As the twentieth century comes to an end, and abstract art has been eclipsed by representational art, and the hybridity of postmodernism has been accepted, Rez Williams has reconciled disparate painting traditions of American art once thought to be irreconcilable: regionalism and abstract expressionism. In many of the paintings, including both versions of Iberia II, the water and sky dominate the presence of the trawlers. For the crews of these boats, who may spend weeks at sea, the water and sky are more familiar to them than docks and people. Williams contrasts dock life with life at sea in the paintings. By stressing nature's scale over manıs intrusion within the waterscape, the paintings impress upon the viewer how much nature dominates the life of a fishing vessel. Sky and water are also vehicles for Williams' colorful expressionistic palette. The application of paint, most prevalently in the sky and water, bears a resemblance to the expressionistic gesture of Franz Kline's broad stroked abstract work. The fishing vessels, buildings and cars recall the realist/mannerist touch of Thomas Hart Benton's regionalism. These "full blooded" pictorial gestures and measured respect for the subject also reveal the artist's admiration for Lucian Freud. Yet Williams goes far beyond these artistic influences to create works which are aesthetically distinct. His choice of theoretically charged subject and study of the human imprint on the land/waterscape further characterizes the artist's intimate relation to his subject matter. In describing his perspective Williams has written of these trawlers,

"The title of the exhibition Steel Walls and Waterlines attempts to convey the poignancy of a life where men go offshore, cocooned within slabsided steel vessels. This is a world of mind-numbing work relieved by periods of anesthetizing boredom. There are poetic resonances in the chance encounter of cold welded steel plate and the swelling grey expanse of salt ocean. The bow cleaves the sea, propelled by reciprocating cylinders; water closes in behind the stern, silently erasing all traces of passage. The vessel's painted waterline underscores the mystery of this uneasy relationship. Studying these scenarios in the mind's eye, while the boats lie idle at their slips, is what these paintings are about."

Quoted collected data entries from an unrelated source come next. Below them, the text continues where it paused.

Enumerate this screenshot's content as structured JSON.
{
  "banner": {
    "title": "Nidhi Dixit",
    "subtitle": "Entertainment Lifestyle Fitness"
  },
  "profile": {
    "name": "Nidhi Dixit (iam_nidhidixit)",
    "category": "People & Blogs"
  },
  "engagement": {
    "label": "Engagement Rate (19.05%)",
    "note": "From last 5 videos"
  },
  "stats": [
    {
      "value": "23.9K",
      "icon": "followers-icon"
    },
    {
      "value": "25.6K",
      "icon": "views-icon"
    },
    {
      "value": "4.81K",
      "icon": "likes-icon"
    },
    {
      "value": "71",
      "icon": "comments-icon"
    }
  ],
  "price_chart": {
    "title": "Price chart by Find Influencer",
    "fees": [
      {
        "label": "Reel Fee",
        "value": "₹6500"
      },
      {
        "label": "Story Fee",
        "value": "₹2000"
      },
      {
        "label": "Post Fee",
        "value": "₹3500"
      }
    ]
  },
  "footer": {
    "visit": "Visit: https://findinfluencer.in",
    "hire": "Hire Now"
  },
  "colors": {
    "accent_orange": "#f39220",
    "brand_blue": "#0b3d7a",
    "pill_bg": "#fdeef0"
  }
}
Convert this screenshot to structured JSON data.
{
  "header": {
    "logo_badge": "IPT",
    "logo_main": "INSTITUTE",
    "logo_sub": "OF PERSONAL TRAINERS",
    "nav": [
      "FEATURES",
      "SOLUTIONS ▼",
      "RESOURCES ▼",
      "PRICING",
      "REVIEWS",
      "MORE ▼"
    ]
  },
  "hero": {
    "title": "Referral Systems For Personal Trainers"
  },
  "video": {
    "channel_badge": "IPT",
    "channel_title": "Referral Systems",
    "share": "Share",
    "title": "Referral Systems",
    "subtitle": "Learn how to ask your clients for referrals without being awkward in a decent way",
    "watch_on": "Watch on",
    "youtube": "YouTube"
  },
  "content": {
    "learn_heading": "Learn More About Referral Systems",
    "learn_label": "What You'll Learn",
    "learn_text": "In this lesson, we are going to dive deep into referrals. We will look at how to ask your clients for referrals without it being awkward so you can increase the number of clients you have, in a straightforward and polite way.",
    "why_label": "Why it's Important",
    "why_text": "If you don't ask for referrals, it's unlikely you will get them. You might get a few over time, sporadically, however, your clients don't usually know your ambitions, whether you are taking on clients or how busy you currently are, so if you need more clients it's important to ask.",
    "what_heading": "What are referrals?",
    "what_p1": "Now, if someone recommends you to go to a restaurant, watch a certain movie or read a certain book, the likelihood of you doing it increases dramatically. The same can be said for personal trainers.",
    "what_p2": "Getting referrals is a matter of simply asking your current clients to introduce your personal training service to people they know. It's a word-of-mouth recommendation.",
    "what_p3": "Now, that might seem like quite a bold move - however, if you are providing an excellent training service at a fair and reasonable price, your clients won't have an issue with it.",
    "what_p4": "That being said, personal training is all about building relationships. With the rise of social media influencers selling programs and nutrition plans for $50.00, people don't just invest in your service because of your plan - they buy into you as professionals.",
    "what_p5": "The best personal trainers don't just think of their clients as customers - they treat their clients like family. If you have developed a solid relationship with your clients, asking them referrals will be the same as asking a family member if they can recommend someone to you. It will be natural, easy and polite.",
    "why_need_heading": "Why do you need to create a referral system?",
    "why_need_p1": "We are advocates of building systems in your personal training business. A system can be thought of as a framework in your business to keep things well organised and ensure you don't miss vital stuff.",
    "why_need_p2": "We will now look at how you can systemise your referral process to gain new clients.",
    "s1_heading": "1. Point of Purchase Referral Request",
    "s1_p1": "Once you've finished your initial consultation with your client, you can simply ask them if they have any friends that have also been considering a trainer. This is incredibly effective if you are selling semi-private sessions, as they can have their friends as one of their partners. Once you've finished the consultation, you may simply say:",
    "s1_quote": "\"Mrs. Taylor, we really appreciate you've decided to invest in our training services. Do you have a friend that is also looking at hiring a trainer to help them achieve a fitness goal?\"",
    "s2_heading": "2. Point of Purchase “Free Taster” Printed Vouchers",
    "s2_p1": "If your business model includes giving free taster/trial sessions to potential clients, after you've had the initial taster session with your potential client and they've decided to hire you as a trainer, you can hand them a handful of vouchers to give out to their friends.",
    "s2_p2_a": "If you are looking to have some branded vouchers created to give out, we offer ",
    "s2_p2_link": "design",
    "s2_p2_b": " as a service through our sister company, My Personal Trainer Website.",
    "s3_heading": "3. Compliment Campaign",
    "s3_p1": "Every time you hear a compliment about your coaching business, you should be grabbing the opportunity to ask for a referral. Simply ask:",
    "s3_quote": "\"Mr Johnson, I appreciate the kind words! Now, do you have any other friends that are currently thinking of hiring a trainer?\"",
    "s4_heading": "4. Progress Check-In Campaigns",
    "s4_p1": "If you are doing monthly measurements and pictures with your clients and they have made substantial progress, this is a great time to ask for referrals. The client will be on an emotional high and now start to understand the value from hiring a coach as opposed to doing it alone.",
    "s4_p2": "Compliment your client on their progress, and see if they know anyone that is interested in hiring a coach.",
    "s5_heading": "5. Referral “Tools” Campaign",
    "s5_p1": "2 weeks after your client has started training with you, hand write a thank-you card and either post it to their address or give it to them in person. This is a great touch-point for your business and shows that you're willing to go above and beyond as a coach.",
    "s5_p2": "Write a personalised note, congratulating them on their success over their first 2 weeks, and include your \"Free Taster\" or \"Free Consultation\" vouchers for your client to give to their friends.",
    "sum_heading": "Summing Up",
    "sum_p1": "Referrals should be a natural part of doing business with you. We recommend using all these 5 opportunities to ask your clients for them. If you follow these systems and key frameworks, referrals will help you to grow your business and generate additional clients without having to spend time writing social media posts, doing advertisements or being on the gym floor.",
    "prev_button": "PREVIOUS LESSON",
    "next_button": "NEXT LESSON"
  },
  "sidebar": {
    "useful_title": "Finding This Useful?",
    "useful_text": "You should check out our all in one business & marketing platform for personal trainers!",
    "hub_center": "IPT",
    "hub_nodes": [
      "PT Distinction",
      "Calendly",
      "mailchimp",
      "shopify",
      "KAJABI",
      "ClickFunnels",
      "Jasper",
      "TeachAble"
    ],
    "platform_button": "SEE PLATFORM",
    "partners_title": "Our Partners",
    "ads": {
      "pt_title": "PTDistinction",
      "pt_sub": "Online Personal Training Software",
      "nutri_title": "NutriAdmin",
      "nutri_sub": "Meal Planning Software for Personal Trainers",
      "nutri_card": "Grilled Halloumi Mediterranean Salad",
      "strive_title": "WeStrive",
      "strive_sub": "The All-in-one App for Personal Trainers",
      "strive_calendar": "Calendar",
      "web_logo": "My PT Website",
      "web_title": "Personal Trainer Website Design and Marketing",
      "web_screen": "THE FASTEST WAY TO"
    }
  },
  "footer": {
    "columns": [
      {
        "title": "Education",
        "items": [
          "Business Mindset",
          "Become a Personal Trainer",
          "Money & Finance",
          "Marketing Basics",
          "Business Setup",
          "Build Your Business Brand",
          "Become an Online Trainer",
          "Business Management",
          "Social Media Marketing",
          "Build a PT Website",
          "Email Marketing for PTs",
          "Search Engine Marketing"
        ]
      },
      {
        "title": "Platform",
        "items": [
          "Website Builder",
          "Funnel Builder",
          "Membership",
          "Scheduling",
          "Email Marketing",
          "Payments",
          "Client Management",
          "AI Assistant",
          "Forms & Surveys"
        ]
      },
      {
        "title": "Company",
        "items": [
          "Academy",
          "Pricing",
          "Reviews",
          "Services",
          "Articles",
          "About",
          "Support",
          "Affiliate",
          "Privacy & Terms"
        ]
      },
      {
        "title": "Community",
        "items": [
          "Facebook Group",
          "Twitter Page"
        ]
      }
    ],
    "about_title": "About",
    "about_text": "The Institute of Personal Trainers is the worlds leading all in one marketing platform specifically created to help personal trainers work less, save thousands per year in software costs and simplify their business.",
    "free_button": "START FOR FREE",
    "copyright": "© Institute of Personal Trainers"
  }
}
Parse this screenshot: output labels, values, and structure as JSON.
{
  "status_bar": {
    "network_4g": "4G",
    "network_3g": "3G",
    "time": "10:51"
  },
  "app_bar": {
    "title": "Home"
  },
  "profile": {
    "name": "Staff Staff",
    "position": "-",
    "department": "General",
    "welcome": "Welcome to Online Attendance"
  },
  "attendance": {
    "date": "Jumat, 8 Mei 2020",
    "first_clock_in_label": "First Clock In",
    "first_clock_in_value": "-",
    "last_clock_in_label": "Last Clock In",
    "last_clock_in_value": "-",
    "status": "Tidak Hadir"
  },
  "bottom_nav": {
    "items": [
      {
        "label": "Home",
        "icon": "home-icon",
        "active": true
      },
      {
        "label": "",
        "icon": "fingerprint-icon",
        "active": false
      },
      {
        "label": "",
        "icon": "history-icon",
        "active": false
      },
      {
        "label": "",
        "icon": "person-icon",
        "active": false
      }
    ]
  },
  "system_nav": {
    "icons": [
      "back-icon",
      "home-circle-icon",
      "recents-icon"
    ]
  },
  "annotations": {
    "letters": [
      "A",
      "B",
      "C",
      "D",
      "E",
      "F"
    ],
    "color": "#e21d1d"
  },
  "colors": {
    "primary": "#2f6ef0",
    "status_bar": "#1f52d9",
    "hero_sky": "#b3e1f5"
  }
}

In his series, Steel Walls and Waterlines, Williams brings the monumentality of fishing culture to the Institute of Contemporary Art in Portland. As viewers, we are provided dramatic access to the life of such boats and an almost dizzying perspective of swelling waters. Combining his painterly styles and interest in the human presence and impact on the landscape, this series confirms Williams's independent spirit and constant need to challenge himself and the viewer.